Spectacles
Et puis j'ai demandé à Christian de jouer l'intro de Ziggy Stardust
La Possibilité d’un « Il ».
Qu’ils se choisissent comme nom, Clatty Brown, Guitarad, Eliminazi, Elogul ou Eddie The Kook, dont ils sont plus de 300 à avoir « posté » leur reprise personnelle
sur le site communautaire Youtube, le mythe Ziggy Stardust n’en finit pas de subir la réappropriation d’un temps toujours plus élastique.
Ziggy est l’autre parti d’un « moi » interstellaire, satellisé à jamais dans la mémoire d’un possible. Il suffit par exemple de jeter un œil sur la conviction
investie de Harvest Moon (http://fr.youtube.com/watch?v=KoK0CfpAQbg), dont on ne connaîtra rien à
l’avance du drame qui se joue dans cette salle à manger pourvue d’une vitrine renfermant les mystères d’une collection de verre en cristal, pour deviner dans cette
transfiguration, une échappée en solitaire vers des galaxies meilleures.
Le phénomène fascine.
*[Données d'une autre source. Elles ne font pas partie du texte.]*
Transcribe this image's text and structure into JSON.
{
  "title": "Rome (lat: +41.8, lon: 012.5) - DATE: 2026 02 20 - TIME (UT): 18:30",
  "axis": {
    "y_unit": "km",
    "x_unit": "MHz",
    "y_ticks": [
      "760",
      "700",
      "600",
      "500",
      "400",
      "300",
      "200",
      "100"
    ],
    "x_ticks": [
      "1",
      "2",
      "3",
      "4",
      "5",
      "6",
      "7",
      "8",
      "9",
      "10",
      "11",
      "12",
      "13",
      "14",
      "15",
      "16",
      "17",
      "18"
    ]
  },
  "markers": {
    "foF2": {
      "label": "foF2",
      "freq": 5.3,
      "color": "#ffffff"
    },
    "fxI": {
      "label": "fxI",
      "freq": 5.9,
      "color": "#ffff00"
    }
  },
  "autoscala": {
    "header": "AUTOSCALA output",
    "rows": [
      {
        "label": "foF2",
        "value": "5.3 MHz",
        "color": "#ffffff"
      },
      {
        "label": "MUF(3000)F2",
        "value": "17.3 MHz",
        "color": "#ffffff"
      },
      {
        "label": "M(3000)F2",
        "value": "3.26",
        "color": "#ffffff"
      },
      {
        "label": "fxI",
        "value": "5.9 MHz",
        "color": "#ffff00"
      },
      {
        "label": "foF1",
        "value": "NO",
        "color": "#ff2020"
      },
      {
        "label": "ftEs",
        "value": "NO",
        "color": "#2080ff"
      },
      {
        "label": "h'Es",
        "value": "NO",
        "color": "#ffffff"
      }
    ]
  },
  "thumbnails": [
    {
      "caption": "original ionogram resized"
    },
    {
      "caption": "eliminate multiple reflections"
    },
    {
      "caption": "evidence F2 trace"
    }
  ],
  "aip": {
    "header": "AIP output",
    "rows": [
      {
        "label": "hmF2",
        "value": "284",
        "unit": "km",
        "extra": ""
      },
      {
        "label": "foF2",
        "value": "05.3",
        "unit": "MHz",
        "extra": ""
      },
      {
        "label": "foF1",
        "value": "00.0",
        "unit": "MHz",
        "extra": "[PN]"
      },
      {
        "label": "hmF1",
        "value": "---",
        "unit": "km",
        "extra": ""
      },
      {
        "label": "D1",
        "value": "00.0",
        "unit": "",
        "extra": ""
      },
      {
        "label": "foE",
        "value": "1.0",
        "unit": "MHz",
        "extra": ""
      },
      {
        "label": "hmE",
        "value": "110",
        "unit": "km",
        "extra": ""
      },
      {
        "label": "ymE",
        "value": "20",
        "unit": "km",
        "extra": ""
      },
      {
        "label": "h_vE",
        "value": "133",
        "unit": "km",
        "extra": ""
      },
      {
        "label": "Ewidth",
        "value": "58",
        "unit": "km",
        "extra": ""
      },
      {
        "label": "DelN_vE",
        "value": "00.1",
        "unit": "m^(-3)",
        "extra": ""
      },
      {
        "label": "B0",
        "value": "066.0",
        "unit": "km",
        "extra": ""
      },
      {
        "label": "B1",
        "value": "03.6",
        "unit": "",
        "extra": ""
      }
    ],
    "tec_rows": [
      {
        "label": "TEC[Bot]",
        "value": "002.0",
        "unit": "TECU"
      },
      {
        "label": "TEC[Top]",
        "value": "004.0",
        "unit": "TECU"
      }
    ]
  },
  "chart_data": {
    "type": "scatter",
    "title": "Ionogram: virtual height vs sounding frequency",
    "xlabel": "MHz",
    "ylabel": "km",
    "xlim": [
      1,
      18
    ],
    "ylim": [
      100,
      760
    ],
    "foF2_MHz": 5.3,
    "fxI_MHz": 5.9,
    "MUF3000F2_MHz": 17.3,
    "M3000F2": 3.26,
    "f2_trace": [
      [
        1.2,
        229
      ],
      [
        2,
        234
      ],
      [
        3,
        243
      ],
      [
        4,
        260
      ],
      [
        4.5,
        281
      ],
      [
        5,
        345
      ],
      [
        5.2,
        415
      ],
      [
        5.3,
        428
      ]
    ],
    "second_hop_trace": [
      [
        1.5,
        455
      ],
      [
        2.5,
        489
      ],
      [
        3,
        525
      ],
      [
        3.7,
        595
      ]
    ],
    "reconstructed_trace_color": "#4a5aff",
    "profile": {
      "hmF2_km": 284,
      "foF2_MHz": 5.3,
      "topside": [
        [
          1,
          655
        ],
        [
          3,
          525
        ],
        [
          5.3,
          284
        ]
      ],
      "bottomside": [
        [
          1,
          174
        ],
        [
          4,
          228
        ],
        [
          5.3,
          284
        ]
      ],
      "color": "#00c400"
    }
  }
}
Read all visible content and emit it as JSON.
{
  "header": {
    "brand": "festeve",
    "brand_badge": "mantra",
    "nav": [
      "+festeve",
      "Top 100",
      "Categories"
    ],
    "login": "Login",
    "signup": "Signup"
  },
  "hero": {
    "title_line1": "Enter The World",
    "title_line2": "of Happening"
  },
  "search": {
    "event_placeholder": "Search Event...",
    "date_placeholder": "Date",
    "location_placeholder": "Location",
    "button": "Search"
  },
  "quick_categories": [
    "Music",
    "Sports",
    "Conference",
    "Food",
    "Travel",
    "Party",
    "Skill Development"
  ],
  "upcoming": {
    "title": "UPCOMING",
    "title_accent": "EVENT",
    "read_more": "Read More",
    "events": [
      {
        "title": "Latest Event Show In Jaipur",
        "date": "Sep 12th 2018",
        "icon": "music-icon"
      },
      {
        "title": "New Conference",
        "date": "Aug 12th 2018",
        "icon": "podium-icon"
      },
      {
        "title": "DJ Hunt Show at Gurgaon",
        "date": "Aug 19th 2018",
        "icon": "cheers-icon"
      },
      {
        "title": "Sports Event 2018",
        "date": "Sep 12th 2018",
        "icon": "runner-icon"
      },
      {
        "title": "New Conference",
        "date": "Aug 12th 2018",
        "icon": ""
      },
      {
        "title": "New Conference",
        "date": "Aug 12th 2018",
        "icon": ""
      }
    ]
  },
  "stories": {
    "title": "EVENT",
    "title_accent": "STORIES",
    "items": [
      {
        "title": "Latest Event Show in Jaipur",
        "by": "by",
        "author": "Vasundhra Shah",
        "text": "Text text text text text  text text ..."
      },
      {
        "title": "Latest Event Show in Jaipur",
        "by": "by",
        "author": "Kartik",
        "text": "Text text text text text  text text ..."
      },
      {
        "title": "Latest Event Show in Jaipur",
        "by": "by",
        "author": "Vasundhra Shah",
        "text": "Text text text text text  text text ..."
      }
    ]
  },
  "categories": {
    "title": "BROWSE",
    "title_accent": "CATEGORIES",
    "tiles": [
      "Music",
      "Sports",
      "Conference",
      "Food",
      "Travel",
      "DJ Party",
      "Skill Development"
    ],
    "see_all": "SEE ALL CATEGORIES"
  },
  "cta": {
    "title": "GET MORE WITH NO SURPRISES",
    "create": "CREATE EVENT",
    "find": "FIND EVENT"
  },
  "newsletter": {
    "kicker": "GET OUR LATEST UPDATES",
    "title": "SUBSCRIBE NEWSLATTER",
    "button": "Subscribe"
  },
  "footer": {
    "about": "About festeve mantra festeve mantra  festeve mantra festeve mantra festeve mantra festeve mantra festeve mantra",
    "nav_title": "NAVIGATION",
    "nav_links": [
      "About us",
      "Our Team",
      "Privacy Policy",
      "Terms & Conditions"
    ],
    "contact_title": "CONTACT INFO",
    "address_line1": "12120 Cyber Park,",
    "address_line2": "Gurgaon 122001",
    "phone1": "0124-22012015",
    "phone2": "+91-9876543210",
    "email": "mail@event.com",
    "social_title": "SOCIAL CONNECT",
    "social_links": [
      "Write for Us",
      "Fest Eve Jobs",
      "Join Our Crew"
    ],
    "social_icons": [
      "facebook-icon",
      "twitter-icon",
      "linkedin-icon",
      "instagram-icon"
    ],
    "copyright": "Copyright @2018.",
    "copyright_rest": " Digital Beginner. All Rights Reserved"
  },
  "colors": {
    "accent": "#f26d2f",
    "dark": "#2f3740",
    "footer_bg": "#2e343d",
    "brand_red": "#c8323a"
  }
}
Non pas l’objet de fascination comme étude empirique de « l’être à part » inventé par la création de David Bowie, mais le rapport au
fascinant, la fascination fascinée. De ce probable Illinois où il exerce en secret seul face à sa caméra numérique, témoin complice d’une évasion offerte à cette fenêtre ouverte
sur la globalité du monde, Harvest Moon donne à voir l’autre partie d’un lui-même inaccompli. Dans une autre vie, il aurait été, lui aussi une « Rock’N’Roll
Star ». Pour le moment, c’est un agent comptable qui nous fait croire à la possibilité d’un « Il », une identité neuve… Chut.
L’expérience du metteur en scène de théâtre à ce moment de son histoire, assiste à cet autre interprétant l’Autre. Ce « moi » metteur en scène se reconnaît
précisément là, dans l’impossibilité de son ubiquité. Cet Autre joué par un autre n’est autre que ce « lui », encore metteur en scène dans son histoire arrêtée.
Ziggy Stardust l’a mené sur les champs de son expérience. Tout son travail de théâtre aura versé vers le trou noir dans lequel Ziggy aura montré la lumière. Une étoile suspendue
comme d’autres portent des éléphants à leur cou.
A un moment où les doutes d’un théâtre à inventer pérennisent une certaine angoisse du temps figé, il était temps non pas de lui rendre hommage, mais de le retrouver avec
ce « nous » réunifié. Tous ceux qui à travers leurs vies dissoutes auront permis à Ziggy de se cacher, les « posteurs » de Youtube, les
collectionneurs « fous », les arpenteurs infatigables de Heddon Street, les « lad in sane »…
Enfin le souvenir de cette répétition sur Elephant People où justement puisqu’il s’agissait de répéter, je me trouvais dans l’impasse de l’instant qui s’échappait parce que trop renouvelé, incapable d’être à la luminescence du présent. Et puis, j’ai demandé à Christian de jouer l’intro de Ziggy Stardust.